Dave Evans: To be clear, the biggest difference I see is the difference measuring, and not measuring! But let’s assume that measurement is happening, in which “what’s the difference between metrics and analytics?” A couple of definitions are in order: the term “metrics” is defined as “a method of measuring something, or the results obtained from this.” By comparison, analytics is defined as “the systematic computational analysis of data or statistics, or information resulting from the systematic analysis of data or statistics.”
So they are different?
DE: Metrics speaks to method—how we gather data--whereas analytics speaks to practice—how we make meaning from that data. In practical terms, “metrics” describes the data collected (e.g., page views), the method for its collection (e.g., each fully served page counts as one view) and the results of having made that measurement (e.g., last week, we served 2,147,356 page views.) By comparison, analytics provides meaning, for example “Over the past 3 quarters, our page views have steadily increased in-line with the expected outcome given our off-domain-to-community referral program, resulting in a positive ROI based on observed call deflection away from our phone-based support team.”
What are the top-performing brands measuring on social?
DE: While irrelevant may be too strong a word, many brands—top-brands included—are measuring at-best tangential indicators of benefit. The most clichéd is of course “Likes,” with “Followers” being a close second. Note that these metrics do have a quantitative foundation, and they can be useful as indicators of contact with customers. But when you dig in—when you consider that only a very small fraction of those who “Like” your page will ever return and that even fewer will ever mention you at all, or that followers can be bought as easily as earned…then clearly there is a “second look” that needs to be taken.
Lithium research shows only 2 percent of users return to a brand’s Facebook page.
DE: Exactly. They just don’t foster long-term engagement with any value.
Back to the case of social measurement, that “second look” is analytics: beyond simple numbers, what is the meaning? This is where a powerful analytics dashboard can be helpful, where views that transform metrics like “followers” into more meaningful concepts like “influence” and relate that to imputed campaign value as a result of varying observed influence.
So what should brands be measuring?
DE: Well if “measure” means “collecting, organizing and reporting” (metrics), in which case the answer is “everything.” It’s easier to throw away what’s not needed than it is to go back and try and capture what was missed.
Switching gears a bit. Why are marketing and support metrics different? Why do you need different tools to measure them?
DE: Allow a quick digression: marketing and support objectives are the same: to grow market share, to reduce costs, to improve margins, to drive revenue, to enhance loyalty, to innovate…to act in concert with the rest of the organization to achieve the business objectives set for the current and future applicable periods. Now, step back from that view and ask the questions “How does marketing do this?” and “How does Support do this?”

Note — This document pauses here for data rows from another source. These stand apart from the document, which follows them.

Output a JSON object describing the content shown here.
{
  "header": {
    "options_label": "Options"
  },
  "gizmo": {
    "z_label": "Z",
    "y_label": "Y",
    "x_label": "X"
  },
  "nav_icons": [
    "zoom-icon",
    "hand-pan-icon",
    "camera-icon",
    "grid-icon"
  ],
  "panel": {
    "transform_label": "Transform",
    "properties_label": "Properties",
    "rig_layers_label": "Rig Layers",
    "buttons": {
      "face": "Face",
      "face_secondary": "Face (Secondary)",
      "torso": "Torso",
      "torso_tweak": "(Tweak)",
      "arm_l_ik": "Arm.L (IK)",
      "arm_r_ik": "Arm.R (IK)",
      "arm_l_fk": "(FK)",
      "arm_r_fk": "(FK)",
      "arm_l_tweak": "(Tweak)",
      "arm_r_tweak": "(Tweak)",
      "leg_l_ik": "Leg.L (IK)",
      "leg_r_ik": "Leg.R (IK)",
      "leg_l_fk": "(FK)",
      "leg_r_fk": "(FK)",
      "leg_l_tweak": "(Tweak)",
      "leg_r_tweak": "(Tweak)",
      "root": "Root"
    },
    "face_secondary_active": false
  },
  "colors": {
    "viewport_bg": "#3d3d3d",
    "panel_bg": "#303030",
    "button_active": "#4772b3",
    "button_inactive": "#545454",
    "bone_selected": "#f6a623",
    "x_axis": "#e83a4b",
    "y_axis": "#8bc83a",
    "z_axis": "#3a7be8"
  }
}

The difference in metrics—number of advertising impressions versus average handle time—arises directly out of the difference in respective metrics in the pursuit of the same objectives.

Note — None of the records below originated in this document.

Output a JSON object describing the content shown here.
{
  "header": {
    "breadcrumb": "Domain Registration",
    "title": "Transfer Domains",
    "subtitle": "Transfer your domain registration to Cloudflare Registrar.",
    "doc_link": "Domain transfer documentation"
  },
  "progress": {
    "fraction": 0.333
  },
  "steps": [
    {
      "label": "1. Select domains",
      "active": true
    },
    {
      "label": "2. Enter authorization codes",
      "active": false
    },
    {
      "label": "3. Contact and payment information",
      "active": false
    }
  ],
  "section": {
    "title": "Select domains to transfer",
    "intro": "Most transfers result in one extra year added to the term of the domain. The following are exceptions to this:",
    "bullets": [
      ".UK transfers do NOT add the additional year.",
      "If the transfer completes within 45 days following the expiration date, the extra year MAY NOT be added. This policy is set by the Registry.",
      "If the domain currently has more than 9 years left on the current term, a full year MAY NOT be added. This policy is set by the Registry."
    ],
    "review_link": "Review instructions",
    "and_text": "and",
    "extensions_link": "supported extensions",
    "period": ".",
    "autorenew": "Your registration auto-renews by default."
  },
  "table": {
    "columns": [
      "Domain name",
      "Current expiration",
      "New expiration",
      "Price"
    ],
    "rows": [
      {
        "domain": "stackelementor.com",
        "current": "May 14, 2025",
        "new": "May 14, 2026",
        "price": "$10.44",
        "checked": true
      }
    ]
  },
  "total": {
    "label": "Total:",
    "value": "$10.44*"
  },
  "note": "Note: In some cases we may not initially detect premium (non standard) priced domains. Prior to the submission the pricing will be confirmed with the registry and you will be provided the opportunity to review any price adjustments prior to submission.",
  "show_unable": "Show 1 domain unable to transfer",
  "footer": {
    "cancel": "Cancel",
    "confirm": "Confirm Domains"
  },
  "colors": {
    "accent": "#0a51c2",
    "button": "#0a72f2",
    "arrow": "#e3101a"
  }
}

Which metrics should be shared with the organization to help them understand the role of social care in the company strategy?
DE: Don’t share metrics. Share analytics. Post that above your computer screen!
Wow. I think we’re all guilty of doing the opposite.
DE: Sharing metrics is lot like sharing a French joke with a German audience: even if the translation is reasonable, the context shift will likely result in a flat response.
Metrics—recall the answer to the prior question—have value only in the context of the methods and processes through and around which they were collected. “Average handle time” is surely meaningless outside of support, just as “reach and frequency” must sound like business babble outside of marketing.
Analytics on the other hand—the thoughtful crafting of metrics into meaningful insights—carries value across the organization. “As a result of the impact to net sales of our more robust pipeline combined with the cost savings associated with our reduced call volume and attendant handle time, our operating margins improved by 3 points in the fourth quarter” will bring a smile to anyone in the organization.
Thanks Dave. Looking foward to more Q&As in 2015.